To improve gut health
~ Include probiotics (fermented vegetables, yoghurt) and prebiotics (onions, garlic, bananas, whole grains) in the diet; reduce sugar and artificial sweeteners; Avoid smoking and alcohol. Ensure good sleep and exercise regularly
Signs of a healthy gut
~ Loss of appetite. Irregular bowel activity (diarrhea/constipation). fatigue; Weight gain/sudden weight loss. food intolerance
try this
First drink in the morning: Warm water with a pinch of cinnamon and turmeric powder with a pinch of lemon or virgin coconut oil, either plain or mixed with turmeric and pepper powder.
~ Last drink before bed: Chamomile tea / water / golden milk (light milk with a pinch of turmeric and pepper)

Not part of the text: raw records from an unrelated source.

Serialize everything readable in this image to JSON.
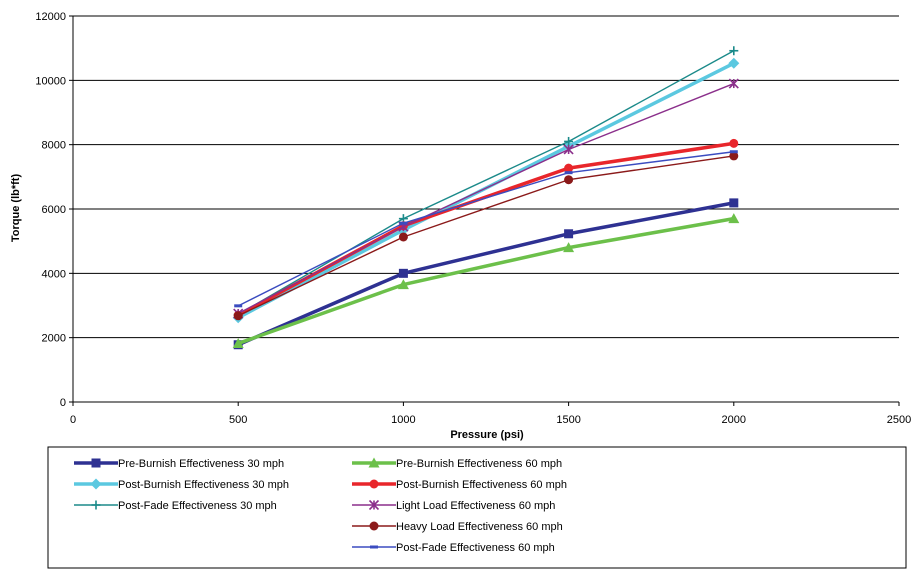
{
  "chart_data": {
    "type": "line",
    "xlabel": "Pressure (psi)",
    "ylabel": "Torque (lb*ft)",
    "xlim": [
      0,
      2500
    ],
    "ylim": [
      0,
      12000
    ],
    "xticks": [
      0,
      500,
      1000,
      1500,
      2000,
      2500
    ],
    "yticks": [
      0,
      2000,
      4000,
      6000,
      8000,
      10000,
      12000
    ],
    "grid": "horizontal",
    "legend_position": "bottom",
    "x": [
      500,
      1000,
      1500,
      2000
    ],
    "series": [
      {
        "name": "Pre-Burnish Effectiveness 30 mph",
        "values": [
          1780,
          4000,
          5230,
          6190
        ],
        "color": "#2E3192",
        "marker": "square",
        "width": 3.5
      },
      {
        "name": "Post-Burnish Effectiveness 30 mph",
        "values": [
          2620,
          5350,
          7950,
          10530
        ],
        "color": "#5BC8E0",
        "marker": "diamond",
        "width": 3.5
      },
      {
        "name": "Post-Fade Effectiveness 30 mph",
        "values": [
          2720,
          5700,
          8100,
          10920
        ],
        "color": "#1B8A8A",
        "marker": "plus",
        "width": 1.4
      },
      {
        "name": "Pre-Burnish Effectiveness 60 mph",
        "values": [
          1820,
          3650,
          4800,
          5700
        ],
        "color": "#6CC04A",
        "marker": "triangle",
        "width": 3.5
      },
      {
        "name": "Post-Burnish Effectiveness 60 mph",
        "values": [
          2700,
          5480,
          7270,
          8040
        ],
        "color": "#E8262B",
        "marker": "circle",
        "width": 3.5
      },
      {
        "name": "Light Load Effectiveness 60 mph",
        "values": [
          2750,
          5450,
          7850,
          9900
        ],
        "color": "#8B2F8B",
        "marker": "star",
        "width": 1.4
      },
      {
        "name": "Heavy Load Effectiveness 60 mph",
        "values": [
          2680,
          5130,
          6910,
          7650
        ],
        "color": "#8B1A1A",
        "marker": "circle",
        "width": 1.4
      },
      {
        "name": "Post-Fade Effectiveness 60 mph",
        "values": [
          2990,
          5560,
          7130,
          7780
        ],
        "color": "#3B4CC0",
        "marker": "dash",
        "width": 1.4
      }
    ]
  }
}
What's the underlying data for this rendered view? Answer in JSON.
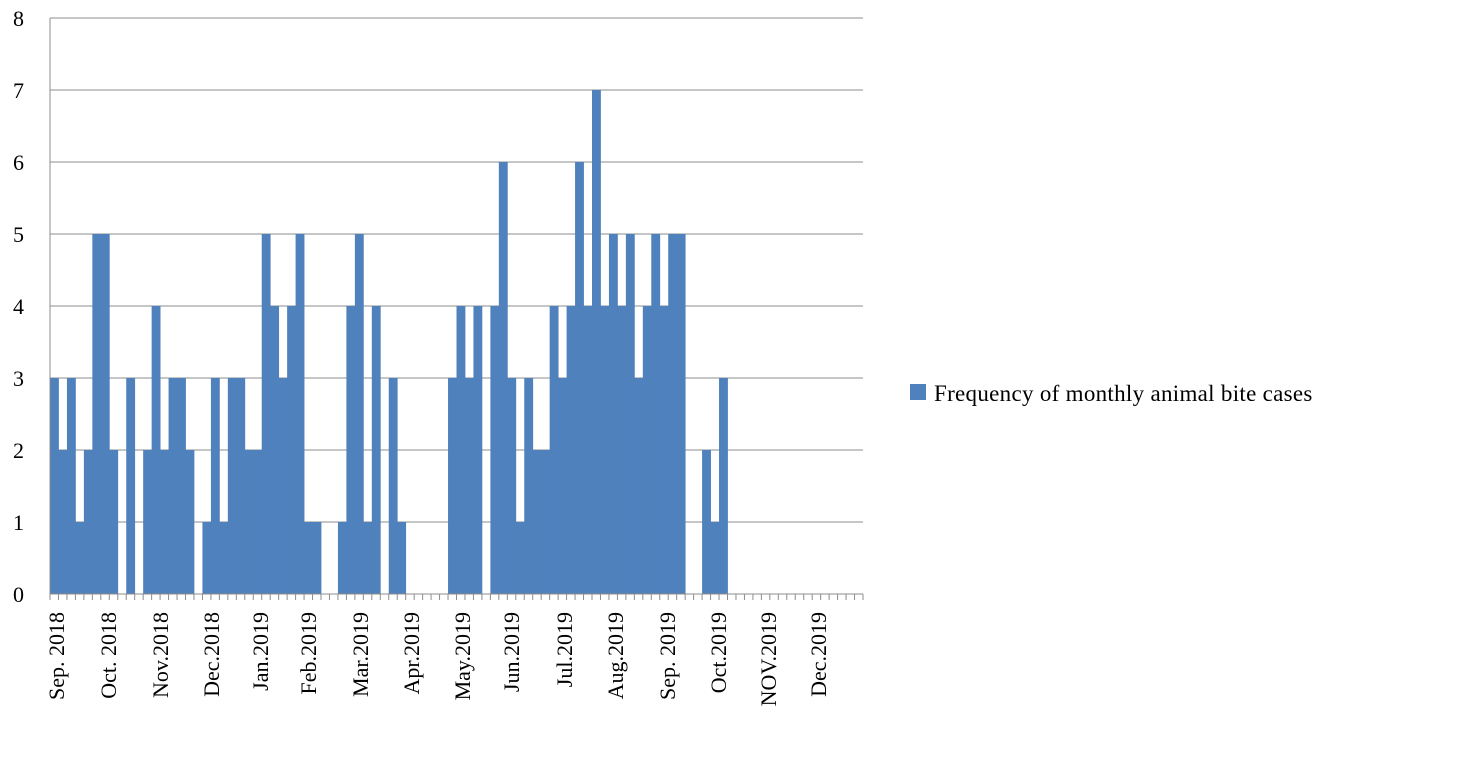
{
  "chart_data": {
    "type": "bar",
    "xlabel": "",
    "ylabel": "",
    "ylim": [
      0,
      8
    ],
    "yticks": [
      "0",
      "1",
      "2",
      "3",
      "4",
      "5",
      "6",
      "7",
      "8"
    ],
    "grid": true,
    "legend_position": "right",
    "x_tick_labels": [
      "Sep. 2018",
      "Oct. 2018",
      "Nov.2018",
      "Dec.2018",
      "Jan.2019",
      "Feb.2019",
      "Mar.2019",
      "Apr.2019",
      "May.2019",
      "Jun.2019",
      "Jul.2019",
      "Aug.2019",
      "Sep. 2019",
      "Oct.2019",
      "NOV.2019",
      "Dec.2019"
    ],
    "series": [
      {
        "name": "Frequency of monthly animal bite cases",
        "color": "#4F81BD",
        "values": [
          3,
          2,
          3,
          1,
          2,
          5,
          5,
          2,
          0,
          3,
          0,
          2,
          4,
          2,
          3,
          3,
          2,
          0,
          1,
          3,
          1,
          3,
          3,
          2,
          2,
          5,
          4,
          3,
          4,
          5,
          1,
          1,
          0,
          0,
          1,
          4,
          5,
          1,
          4,
          0,
          3,
          1,
          0,
          0,
          0,
          0,
          0,
          3,
          4,
          3,
          4,
          0,
          4,
          6,
          3,
          1,
          3,
          2,
          2,
          4,
          3,
          4,
          6,
          4,
          7,
          4,
          5,
          4,
          5,
          3,
          4,
          5,
          4,
          5,
          5,
          0,
          0,
          2,
          1,
          3,
          0,
          0,
          0,
          0,
          0,
          0,
          0,
          0,
          0,
          0,
          0,
          0,
          0,
          0,
          0,
          0
        ]
      }
    ]
  }
}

How does poor gut health affect you?
Headache
Reflux, diarrhea, or constipation can manifest as a headache or migraine. Some studies suggest it could be the other way round, too — people who get frequent headaches may be prone to digestive issues. Treating a digestive problem may help reduce the severity of migraines.
depression
Most of the sleep-inducing serotonin is produced in the gut. Poor gut health can affect serotonin levels, leading to depression, anxiety, difficulty concentrating, and sleep disorders such as insomnia and chronic fatigue.
oral health
When the gut leaks, it causes undigested material to move freely through the body and reach the mouth, resulting in tooth decay, bad breath, and even mild facial pain.
eye diseases
Some gut microbes may release proteins that are damaging to the eyes.
Back ache
Inflammation of the gut can lead to back pain. So if you have abdominal pain and bloating, you may have back pain.
arthritis
An unhealthy digestive system can upset the immune system leading to common types of inflammatory arthritis including gout and rheumatoid arthritis.
Parkinson’s disease
Some studies suggest that Parkinson’s disease is associated with changes in the gut flora, which inhibits its ability to break down fats, making it difficult to regulate bile acid production (changes in bile acid are associated with Parkinson’s disease).
Covid-19 contact
A 2021 study published in the British Medical Journal suggests that gut flora may influence the severity of Covid-19 and the immune system’s response to infection.